On connaissait les routes publiques (nationales, départementales, communales), et les autoroutes à péages (construites et entretenues par des sociétés, globalement publiques, grâce aux recettes des péages). On commençait à connaître également les péages urbains (comme à Londres: taxe payée par les automobilistes pour financer les transports publics). Pour l’instant, c’est illégal en France, mais on sait que tout le monde y pense. Mais, même en France, on connaissait l’utilisation des recettes des péages autoroutiers pour financer les grandes infrastructures, en particulier ferroviaires: le principe avait été établi en 2003.
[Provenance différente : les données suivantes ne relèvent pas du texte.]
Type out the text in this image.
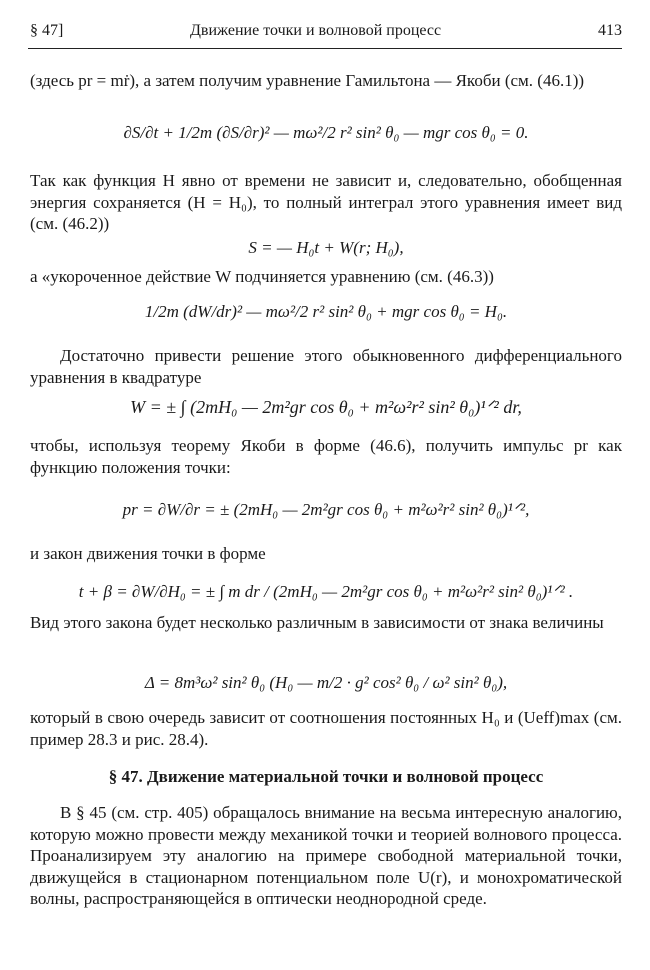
§ 47]	Движение точки и волновой процесс	413
(здесь pr = mṙ), а затем получим уравнение Гамильтона — Якоби (см. (46.1))
∂S/∂t + 1/2m (∂S/∂r)² — mω²/2 r² sin² θ₀ — mgr cos θ₀ = 0.
Так как функция H явно от времени не зависит и, следовательно, обобщенная энергия сохраняется (H = H₀), то полный интеграл этого уравнения имеет вид (см. (46.2))
S = — H₀t + W(r; H₀),
а «укороченное действие W подчиняется уравнению (см. (46.3))
1/2m (dW/dr)² — mω²/2 r² sin² θ₀ + mgr cos θ₀ = H₀.
Достаточно привести решение этого обыкновенного дифференциального уравнения в квадратуре
W = ± ∫ (2mH₀ — 2m²gr cos θ₀ + m²ω²r² sin² θ₀)¹ᐟ² dr,
чтобы, используя теорему Якоби в форме (46.6), получить импульс pr как функцию положения точки:
pr = ∂W/∂r = ± (2mH₀ — 2m²gr cos θ₀ + m²ω²r² sin² θ₀)¹ᐟ²,
и закон движения точки в форме
t + β = ∂W/∂H₀ = ± ∫ m dr / (2mH₀ — 2m²gr cos θ₀ + m²ω²r² sin² θ₀)¹ᐟ² .
Вид этого закона будет несколько различным в зависимости от знака величины
Δ = 8m³ω² sin² θ₀ (H₀ — m/2 · g² cos² θ₀ / ω² sin² θ₀),
который в свою очередь зависит от соотношения постоянных H₀ и (Ueff)max (см. пример 28.3 и рис. 28.4).
§ 47. Движение материальной точки и волновой процесс
В § 45 (см. стр. 405) обращалось внимание на весьма интересную аналогию, которую можно провести между механикой точки и теорией волнового процесса. Проанализируем эту аналогию на примере свободной материальной точки, движущейся в стационарном потенциальном поле U(r), и монохроматической волны, распространяющейся в оптически неоднородной среде.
Mais l’État manque d’argent, et les routes coûtent de plus en plus cher. On pourrait penser qu’il suffit de limiter les dépenses (une piste cyclable coûte moins cher en entretien qu’une autoroute…), mais le choix semble être plutôt de céder les secteurs stratégiques aux grandes entreprises, comme dans n’importe quel pays du Tiers-Monde.
Catalogue des dernières inventions:
- privatisation des sociétés d’autoroutes: ces sociétés sont très rentables, on les vend pour être sûr que les bénéfiques ne vont pas au public. La décision a été prise par le gouvernement de M. Galouzeau de Villepin.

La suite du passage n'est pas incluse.